Most clinicians agree that the risk-benefit ratio of warfarin therapy in low-risk patients with atrial fibrillation is not advantageous. Warfarin therapy has, however, been shown to be beneficial in higher-risk patients with atrial fibrillation. A target international normalized ratio (INR) of 2-3 is traditionally used in this cohort as this limits the risk of hemorrhage while providing protection against thrombus formation.

The appropriate treatment regimen for patients with atrial fibrillation at intermediate risk is controversial. In this population, the clinician should assess risk factors for thromboembolic disease, patient preference, risk of bleeding, risk of falls or trauma, and likelihood of medication adherence. Warfarin is also superior to clopidogrel or a combination of clopidogrel and aspirin in the prevention of embolic events in higher-risk patients. A new class of oral direct thrombin inhibitors are in the late stages of clinical trial or pending approval and may be as effective and as safe as warfarin in higher-risk nonvalvular atrial fibrillation.

Several risk factor assessment algorithms have been developed to aid the clinician in decision-making regarding anticoagulation in atrial fibrillation. The CHADS2 index7 (Cardiac failure, Diabetes, Stroke [or S2 = TIA]) is the most widely used of these algorithms. The CHADS2 index uses a point system to determine yearly thromboembolic risk. Two points are assigned for a history of stroke or TIA, and one point is given for age over 75 or a history of hypertension, diabetes, or heart failure. The predictive value of this scoring system was evaluated in 1733 elderly patients with nonvalvular atrial fibrillation aged 65-95 who were not given warfarin at hospital discharge. Although high scores were associated with an increased rate of stroke, few patients had a score greater than 5 or a score of 0 (see Table 2).

Table 2. Adjusted Stroke Rate in Patients with Nonvalvular Atrial Fibrillation not Treated with Anticoagulation


Open table in new windowCHADS2 Score Adjusted Stroke Rate (%/y)
0 1.9
1 2.8
2 4.0
3 5.9
4 8.5
5 12.5
6 18.2



Recommendations for anticoagulation for patients with nonvalvular atrial fibrillation are based on 2006 ACC/AHA/ESC task force guidelines on the management of patients with atrial fibrillation8 (see Table 3).

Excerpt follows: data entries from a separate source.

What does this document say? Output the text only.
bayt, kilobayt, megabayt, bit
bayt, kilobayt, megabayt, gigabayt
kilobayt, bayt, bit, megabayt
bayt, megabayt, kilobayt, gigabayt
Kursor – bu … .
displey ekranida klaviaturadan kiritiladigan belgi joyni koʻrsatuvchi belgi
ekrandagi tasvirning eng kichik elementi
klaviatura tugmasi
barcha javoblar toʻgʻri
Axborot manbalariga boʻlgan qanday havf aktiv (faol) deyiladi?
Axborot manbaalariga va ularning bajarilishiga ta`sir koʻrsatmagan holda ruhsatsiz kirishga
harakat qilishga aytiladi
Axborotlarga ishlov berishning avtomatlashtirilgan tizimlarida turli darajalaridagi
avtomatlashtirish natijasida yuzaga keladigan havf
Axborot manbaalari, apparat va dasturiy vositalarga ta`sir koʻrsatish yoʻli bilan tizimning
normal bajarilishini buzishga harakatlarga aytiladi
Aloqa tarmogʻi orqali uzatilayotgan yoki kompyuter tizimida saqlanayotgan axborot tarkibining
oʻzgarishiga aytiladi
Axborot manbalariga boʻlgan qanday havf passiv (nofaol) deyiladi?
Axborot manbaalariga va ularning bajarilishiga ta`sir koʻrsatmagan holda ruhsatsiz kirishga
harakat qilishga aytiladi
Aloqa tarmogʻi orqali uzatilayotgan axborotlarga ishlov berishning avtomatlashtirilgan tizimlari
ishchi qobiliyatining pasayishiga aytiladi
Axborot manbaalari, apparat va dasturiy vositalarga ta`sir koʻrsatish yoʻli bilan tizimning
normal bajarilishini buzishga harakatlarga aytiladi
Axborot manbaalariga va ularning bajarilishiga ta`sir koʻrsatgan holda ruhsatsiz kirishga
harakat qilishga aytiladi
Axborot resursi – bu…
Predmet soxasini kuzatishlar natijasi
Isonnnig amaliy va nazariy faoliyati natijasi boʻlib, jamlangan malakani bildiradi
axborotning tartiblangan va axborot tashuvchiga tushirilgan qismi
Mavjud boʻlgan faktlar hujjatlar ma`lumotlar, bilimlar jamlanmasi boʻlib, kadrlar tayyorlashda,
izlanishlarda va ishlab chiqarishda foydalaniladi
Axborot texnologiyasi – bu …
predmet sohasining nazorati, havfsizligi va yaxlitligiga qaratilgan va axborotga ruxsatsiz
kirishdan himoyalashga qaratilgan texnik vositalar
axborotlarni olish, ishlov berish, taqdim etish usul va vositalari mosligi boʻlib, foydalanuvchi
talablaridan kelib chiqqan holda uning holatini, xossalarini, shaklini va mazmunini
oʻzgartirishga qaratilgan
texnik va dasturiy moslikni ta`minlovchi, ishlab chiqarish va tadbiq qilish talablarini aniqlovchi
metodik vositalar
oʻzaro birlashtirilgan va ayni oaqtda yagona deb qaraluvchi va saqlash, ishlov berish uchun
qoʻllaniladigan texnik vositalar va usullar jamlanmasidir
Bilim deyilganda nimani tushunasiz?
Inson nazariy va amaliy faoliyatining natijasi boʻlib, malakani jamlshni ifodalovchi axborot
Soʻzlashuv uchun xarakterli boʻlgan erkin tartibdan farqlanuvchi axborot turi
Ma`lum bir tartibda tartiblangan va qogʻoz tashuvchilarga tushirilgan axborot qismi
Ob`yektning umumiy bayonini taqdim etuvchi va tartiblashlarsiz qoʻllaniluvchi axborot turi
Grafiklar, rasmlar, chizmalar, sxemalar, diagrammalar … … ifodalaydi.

Table 3. Recommendations for Antithrombotic Therapy in Patients with Nonvalvular Atrial Fibrillation

Open table in new windowRisk Category Recommended Therapy
No risk factors Aspirin 81-325 mg daily
One moderate-risk factor Aspirin 81-325 mg daily or warfarin (INR 2-3)
Any high-risk factor or more than 1 moderate-risk factor Warfarin (INR 2-3)



High-risk factors include prior stroke, TIA, and systemic thromboembolism.

Moderate-risk factors include age older than 75 years, hypertension, heart failure, left ventricular function <35%, and diabetes mellitus.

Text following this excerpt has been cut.